“Frauenhölle” Polen

Massenproteste für das Recht auf Abtreibung

Zehntausende Frauen sind in Polen in einem Aufstand gegen das Leben in einer “Frauenhölle” auf die Straße gegangen. Das Verfassungsgericht hat Abtreibungen faktisch verboten, indem es sie auch in Fällen schwerer fötaler Missbildungen für verfassungswidrig erklärt hat. Diese Fälle machten 96 Prozent der nur 1100 Abtreibungen aus, die im vergangenen Jahr legal im Land vorgenommen wurden.

Von Christine Thomas, zuerst veröffentlicht am 29.10.2020 auf socialistworld.net

Mit Plakaten, auf denen Slogans wie “Ich wünschte, ich könnte meine Regierung abtreiben” verkündet wurden, sind Demonstrant*innen zu Zehntausenden erschienen, nicht nur in Warschau und anderen Großstädten, sondern auch in den Kleinstädten, die bisher als Bastionen der regierenden PiS (Partei des Rechts und der Gerechtigkeit) gegolten hatten. Ihnen schlossen sich inzwischen auch Bergarbeiter, Bauern und Bäuerinnen, LGBT-Demonstrant*innen und andere unzufriedene Gruppen an.

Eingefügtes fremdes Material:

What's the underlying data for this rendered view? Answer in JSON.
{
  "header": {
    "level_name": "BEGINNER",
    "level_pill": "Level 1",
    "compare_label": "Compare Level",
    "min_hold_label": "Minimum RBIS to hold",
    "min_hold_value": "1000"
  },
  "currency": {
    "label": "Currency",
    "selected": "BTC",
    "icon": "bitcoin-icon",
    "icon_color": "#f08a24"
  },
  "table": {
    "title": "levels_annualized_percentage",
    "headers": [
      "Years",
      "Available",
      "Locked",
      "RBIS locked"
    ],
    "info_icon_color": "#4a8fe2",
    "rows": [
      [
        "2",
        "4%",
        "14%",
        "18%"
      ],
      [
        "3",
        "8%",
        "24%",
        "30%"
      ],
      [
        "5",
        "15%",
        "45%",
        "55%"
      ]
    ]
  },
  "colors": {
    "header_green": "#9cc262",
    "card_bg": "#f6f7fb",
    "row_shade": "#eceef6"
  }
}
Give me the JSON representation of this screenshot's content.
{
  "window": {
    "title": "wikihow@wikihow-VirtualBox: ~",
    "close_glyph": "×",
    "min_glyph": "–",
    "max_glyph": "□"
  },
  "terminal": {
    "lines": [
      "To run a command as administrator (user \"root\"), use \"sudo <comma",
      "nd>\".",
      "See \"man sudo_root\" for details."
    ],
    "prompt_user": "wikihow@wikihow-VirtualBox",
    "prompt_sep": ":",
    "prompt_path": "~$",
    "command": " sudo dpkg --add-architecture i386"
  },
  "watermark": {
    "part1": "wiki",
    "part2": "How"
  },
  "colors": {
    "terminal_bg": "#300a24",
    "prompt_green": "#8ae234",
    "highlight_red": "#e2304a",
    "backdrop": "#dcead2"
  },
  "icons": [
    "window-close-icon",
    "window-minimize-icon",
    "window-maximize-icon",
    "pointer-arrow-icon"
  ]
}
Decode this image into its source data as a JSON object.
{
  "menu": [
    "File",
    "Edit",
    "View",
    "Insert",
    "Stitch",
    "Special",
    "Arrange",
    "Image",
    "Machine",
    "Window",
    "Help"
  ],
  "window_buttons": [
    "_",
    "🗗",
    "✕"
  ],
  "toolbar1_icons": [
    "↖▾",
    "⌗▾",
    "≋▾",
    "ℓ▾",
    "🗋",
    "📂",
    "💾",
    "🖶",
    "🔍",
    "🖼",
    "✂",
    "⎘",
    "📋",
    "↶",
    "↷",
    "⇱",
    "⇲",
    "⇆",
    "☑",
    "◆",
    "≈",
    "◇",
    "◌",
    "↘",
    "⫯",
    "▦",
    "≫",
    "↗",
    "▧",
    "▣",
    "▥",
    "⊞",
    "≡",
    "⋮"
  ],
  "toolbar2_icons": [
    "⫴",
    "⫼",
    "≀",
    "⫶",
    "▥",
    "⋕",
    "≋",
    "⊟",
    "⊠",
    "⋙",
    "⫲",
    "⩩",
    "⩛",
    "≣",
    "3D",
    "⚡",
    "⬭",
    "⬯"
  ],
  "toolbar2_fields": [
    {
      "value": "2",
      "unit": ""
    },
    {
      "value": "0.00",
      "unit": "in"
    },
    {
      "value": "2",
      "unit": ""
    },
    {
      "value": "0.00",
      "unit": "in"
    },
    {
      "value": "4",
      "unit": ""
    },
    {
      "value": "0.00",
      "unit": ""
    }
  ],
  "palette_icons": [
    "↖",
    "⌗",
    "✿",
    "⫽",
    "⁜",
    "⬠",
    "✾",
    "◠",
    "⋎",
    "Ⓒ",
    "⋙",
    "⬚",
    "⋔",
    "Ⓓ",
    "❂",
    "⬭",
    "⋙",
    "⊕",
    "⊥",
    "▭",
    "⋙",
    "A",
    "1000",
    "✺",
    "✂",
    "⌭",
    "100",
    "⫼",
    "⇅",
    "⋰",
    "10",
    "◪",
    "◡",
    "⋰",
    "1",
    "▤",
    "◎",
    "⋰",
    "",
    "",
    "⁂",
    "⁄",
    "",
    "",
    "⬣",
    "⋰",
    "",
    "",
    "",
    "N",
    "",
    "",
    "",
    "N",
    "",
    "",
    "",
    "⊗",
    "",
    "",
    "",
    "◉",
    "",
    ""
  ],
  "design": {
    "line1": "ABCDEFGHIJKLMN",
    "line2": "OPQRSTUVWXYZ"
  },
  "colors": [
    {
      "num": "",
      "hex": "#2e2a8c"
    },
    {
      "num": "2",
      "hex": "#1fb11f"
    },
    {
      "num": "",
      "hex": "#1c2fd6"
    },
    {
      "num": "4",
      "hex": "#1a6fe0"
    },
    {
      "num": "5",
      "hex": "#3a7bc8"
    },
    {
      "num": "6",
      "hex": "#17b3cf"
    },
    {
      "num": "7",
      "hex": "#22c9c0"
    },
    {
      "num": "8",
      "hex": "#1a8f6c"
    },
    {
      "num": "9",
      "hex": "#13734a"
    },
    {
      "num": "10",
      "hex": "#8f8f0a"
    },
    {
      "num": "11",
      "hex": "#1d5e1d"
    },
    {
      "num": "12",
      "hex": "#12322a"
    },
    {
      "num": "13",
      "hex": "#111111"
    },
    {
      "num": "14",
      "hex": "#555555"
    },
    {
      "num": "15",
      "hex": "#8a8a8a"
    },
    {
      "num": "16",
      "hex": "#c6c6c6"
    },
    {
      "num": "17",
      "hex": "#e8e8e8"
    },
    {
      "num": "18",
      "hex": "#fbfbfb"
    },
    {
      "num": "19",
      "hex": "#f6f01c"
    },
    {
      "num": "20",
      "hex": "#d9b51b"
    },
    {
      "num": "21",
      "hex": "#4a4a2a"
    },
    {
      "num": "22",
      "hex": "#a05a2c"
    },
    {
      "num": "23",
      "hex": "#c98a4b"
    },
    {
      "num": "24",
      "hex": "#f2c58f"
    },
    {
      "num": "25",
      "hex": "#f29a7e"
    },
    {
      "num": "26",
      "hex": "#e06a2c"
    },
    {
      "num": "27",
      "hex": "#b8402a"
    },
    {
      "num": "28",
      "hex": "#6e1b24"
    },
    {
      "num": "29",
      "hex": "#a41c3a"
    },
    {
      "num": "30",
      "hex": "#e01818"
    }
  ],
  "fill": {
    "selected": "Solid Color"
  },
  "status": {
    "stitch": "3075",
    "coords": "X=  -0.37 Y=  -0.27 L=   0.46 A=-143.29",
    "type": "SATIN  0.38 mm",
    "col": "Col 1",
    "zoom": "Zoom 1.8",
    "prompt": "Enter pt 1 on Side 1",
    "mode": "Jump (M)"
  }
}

Wenn die PiS der Meinung war, dass ein Angriff auf die Abtreibung als Ablenkung von ihrem ungeschickten Umgang mit der Covid-Pandemie nützen würde, so ist das Gegenteil eingetreten. Die Coronavirus-Beschränkungen trotzend sind die Abtreibungsproteste zu einem Kristallisationspunkt für die immense soziale Unzufriedenheit geworden, die sich gegen die reaktionäre rechte PiS-Regierung, auch wegen Covid-19, angestaut hat.

Im Jahr 2016 wurde die Regierung durch Massenproteste, die internationale Nachahmer inspirierten, gezwungen, von ihrem Versuch Abstand zu nehmen, Abtreibungen in Kooperation mit der katholischen Kirche zu kriminalisieren. Diesmal umging die PiS unter dem Deckmantel von Covid das Parlament und agierte stattdessen durch das Verfassungsgericht, das sie bereits mit ihren Lakaien vollgepackt hatte.

Schon vor dem Gerichtsurteil hatte Polen eines der restriktivsten Abtreibungsgesetze in Europa. Nur zehn Prozent der Krankenhäuser führen legale Abtreibungen durch. Heute ist jeder Schwangerschaftsabbruch kriminalisiert, außer in den seltenen Fällen von Vergewaltigung, Inzest oder wenn das Leben der Mutter bedroht ist. Wie eine Protestierende sagte, werden Frauen in menschliche Brutkästen verwandelt, “gefoltert” und gezwungen, sogar einen toten Fötus zur Welt zu bringen.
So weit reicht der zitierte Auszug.